By Family Policy Alliance Of New Mexico
This is a question we hear often, most notably during confirmation hearings for federal judges and Supreme Court Justice nominees. For some in the judiciary, the question is met with a simple, “Yes.” For others, however, the response is a bit more complicated.
Consider, for example, Chief Justice John Roberts’ response when asked to clarify his previous statement describing Roe as the “settled law of the land.” The Chief Justice stated, “…it’s settled as a precedent of the court, entitled to respect under principles of stare decisis.”
Justice Samuel Alito, meanwhile, made similar remarks during his confirmation hearing, but went a step further by questioning the meaning of “settled law.” When directly asked if Roe was the settled law of the land, Justice Alito responded, “…if settled means that it can’t be re-examined, then that’s one thing. If settled means that it is a precedent that is entitled to respect as stare decisis…then it is a precedent that is protected, entitled to respect under the doctrine of stare decisis in that way.”
More recently, Roe was described by Justice Neil Gorsuch as “worthy of treatment as precedent, like any others,” and by Justice Brett Kavanaugh as “an important precedent of the Supreme Court that has been reaffirmed many times.”
What do these responses mean? They mean that Roe v. Wade is not settled law. This is why—
- Roe is not settled law because four of the nine Supreme Court Justices are likely open to reexamining the case. Chief Justice Roberts and Justices Alito, Gorsuch, and Kavanaugh all agree that Roe is settled law to the extent that it is a precedent and it should be treated as such. However, to Justice Alito’s point, this does not mean that Roe cannot be revisited.
- Roe is not settled law because at least one of the nine Supreme Court Justices, Clarence Thomas, believes that Roe was wrongly decided. In Planned Parenthood v. Casey, Justice Thomas joined the dissenting opinion which stated in part, “We believe that Roe was wrongly decided, and that it can and should be overruled consistently with our traditional approach to stare decisis in constitutional cases.”
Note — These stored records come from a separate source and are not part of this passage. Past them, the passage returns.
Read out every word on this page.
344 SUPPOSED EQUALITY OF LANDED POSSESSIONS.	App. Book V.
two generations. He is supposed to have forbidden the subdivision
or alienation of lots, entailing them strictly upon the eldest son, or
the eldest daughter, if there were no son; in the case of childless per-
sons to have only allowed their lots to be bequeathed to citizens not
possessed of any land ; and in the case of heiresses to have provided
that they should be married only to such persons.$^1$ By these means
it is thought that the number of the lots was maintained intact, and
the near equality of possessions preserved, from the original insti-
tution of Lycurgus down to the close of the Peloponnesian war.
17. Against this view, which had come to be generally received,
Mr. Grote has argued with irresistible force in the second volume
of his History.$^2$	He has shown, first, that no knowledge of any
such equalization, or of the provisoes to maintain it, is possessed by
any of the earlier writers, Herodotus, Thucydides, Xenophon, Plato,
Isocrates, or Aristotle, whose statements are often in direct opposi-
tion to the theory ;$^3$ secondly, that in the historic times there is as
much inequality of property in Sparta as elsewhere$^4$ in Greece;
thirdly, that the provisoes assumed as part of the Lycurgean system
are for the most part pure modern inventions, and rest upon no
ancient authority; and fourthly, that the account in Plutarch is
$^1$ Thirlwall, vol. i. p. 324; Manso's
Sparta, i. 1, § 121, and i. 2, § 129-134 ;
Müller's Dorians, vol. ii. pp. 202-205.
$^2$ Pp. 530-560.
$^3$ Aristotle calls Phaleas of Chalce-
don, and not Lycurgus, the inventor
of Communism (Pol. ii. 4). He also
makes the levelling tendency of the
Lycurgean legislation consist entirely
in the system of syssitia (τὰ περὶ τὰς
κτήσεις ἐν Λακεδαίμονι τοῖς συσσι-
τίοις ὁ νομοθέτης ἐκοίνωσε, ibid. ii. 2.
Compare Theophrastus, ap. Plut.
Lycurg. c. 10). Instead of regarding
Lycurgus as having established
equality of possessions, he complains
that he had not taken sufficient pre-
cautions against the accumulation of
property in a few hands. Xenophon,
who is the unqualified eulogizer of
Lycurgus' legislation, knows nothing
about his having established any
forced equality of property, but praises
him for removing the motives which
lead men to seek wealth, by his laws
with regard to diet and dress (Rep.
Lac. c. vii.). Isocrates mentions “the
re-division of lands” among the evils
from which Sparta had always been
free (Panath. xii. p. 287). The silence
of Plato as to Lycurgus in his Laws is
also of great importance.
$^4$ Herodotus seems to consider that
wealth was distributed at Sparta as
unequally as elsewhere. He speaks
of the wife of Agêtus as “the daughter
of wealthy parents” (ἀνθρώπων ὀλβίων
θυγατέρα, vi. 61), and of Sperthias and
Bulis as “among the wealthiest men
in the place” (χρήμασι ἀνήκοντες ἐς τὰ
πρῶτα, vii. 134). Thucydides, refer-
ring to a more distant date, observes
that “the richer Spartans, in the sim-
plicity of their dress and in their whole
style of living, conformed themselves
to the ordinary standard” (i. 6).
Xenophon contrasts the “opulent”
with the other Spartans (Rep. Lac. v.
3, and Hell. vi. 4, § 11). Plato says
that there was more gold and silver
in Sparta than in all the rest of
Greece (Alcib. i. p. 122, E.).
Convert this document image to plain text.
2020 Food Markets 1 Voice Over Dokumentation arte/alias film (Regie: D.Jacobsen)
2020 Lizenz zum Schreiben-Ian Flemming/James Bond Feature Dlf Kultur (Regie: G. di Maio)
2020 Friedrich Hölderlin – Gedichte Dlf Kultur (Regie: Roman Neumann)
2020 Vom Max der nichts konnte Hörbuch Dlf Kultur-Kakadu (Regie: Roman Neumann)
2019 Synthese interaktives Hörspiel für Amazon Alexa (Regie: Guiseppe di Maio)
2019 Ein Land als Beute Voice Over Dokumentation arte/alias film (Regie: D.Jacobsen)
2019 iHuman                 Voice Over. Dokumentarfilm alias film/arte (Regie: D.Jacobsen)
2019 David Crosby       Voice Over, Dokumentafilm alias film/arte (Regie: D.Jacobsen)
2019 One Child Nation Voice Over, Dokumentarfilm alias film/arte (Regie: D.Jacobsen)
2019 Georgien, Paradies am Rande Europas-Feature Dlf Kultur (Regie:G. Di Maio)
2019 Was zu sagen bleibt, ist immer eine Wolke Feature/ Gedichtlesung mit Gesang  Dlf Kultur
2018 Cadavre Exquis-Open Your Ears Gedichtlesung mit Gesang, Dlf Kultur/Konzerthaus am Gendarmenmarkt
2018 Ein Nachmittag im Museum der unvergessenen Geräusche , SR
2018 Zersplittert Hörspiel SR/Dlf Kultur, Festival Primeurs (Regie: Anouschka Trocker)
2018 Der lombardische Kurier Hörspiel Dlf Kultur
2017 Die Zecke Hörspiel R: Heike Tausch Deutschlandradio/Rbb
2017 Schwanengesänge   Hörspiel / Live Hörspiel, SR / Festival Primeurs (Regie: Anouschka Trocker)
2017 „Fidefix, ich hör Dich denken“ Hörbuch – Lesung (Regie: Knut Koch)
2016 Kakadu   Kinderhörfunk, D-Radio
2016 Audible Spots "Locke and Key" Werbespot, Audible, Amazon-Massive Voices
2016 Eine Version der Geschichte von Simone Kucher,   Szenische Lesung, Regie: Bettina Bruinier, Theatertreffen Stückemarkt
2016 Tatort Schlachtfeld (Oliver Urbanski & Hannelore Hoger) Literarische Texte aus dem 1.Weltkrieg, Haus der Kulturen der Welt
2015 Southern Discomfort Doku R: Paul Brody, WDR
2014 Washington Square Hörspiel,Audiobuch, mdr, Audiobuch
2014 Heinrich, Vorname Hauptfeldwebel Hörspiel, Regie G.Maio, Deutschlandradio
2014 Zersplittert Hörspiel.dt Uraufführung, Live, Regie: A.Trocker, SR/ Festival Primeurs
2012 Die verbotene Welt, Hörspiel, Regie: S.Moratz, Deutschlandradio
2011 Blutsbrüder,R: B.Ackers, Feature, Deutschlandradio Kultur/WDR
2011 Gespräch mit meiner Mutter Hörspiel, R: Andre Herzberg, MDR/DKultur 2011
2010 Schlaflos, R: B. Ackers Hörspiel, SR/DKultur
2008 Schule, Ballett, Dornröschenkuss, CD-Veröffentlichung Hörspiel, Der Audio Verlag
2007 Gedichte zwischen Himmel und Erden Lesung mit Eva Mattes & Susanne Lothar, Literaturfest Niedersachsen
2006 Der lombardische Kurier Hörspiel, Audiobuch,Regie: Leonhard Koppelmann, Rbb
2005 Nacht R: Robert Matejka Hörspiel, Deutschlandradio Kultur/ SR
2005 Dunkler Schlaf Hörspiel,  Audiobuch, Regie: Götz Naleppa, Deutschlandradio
- Roe is not settled law because its permanent legality was left in question by the Justice who penned the majority opinion. As the author of the majority opinion in Roe, Justice Harry Blackmun made it clear that the Court was not in a position to determine when life began. He wrote, “We need not resolve the difficult question of when life begins….[T]he judiciary, at this point in the development of man’s knowledge, is not in a position to speculate as to the answer.” Justice Blackmun went on to state that if “personhood” were to be established, the unborn child’s “right to life would them be guaranteed” by the Fourteenth Amendment.
- Roe is not settled law because the Supreme Court can overturn its own precedents. Contrary to what many believe, no Supreme Court decision is beyond further review or an overturning because the Court can overturn its own precedents. The principal of stare decisis—or simply put, the legal doctrine of respecting precedent—does not always confine our modern-day Supreme Court to the decisions of the past. Former Chief Justice William Rehnquist once opined, “Stare decisis is not an inexorable command” (Payne v. Tennessee). Meanwhile, Justice Thomas recently wrote, “When faced with a demonstrably erroneous precedent…We should not follow it” (Gamble v. U.S.). This understanding of the role of precedent is critical for the Judiciary because the Court has at times delivered irrefutably erroneous decisions. Consider, for example, the case of Plessy v. Ferguson, in which the Supreme Court upheld the constitutionality of racial segregation laws for public facilities. Surely the Court was right to overturn this dreadful decision.
As the Supreme Court has appropriately done in years past, it should once again move to correct injustice by overturning Roe—one of its most fallacious and appalling decisions in history.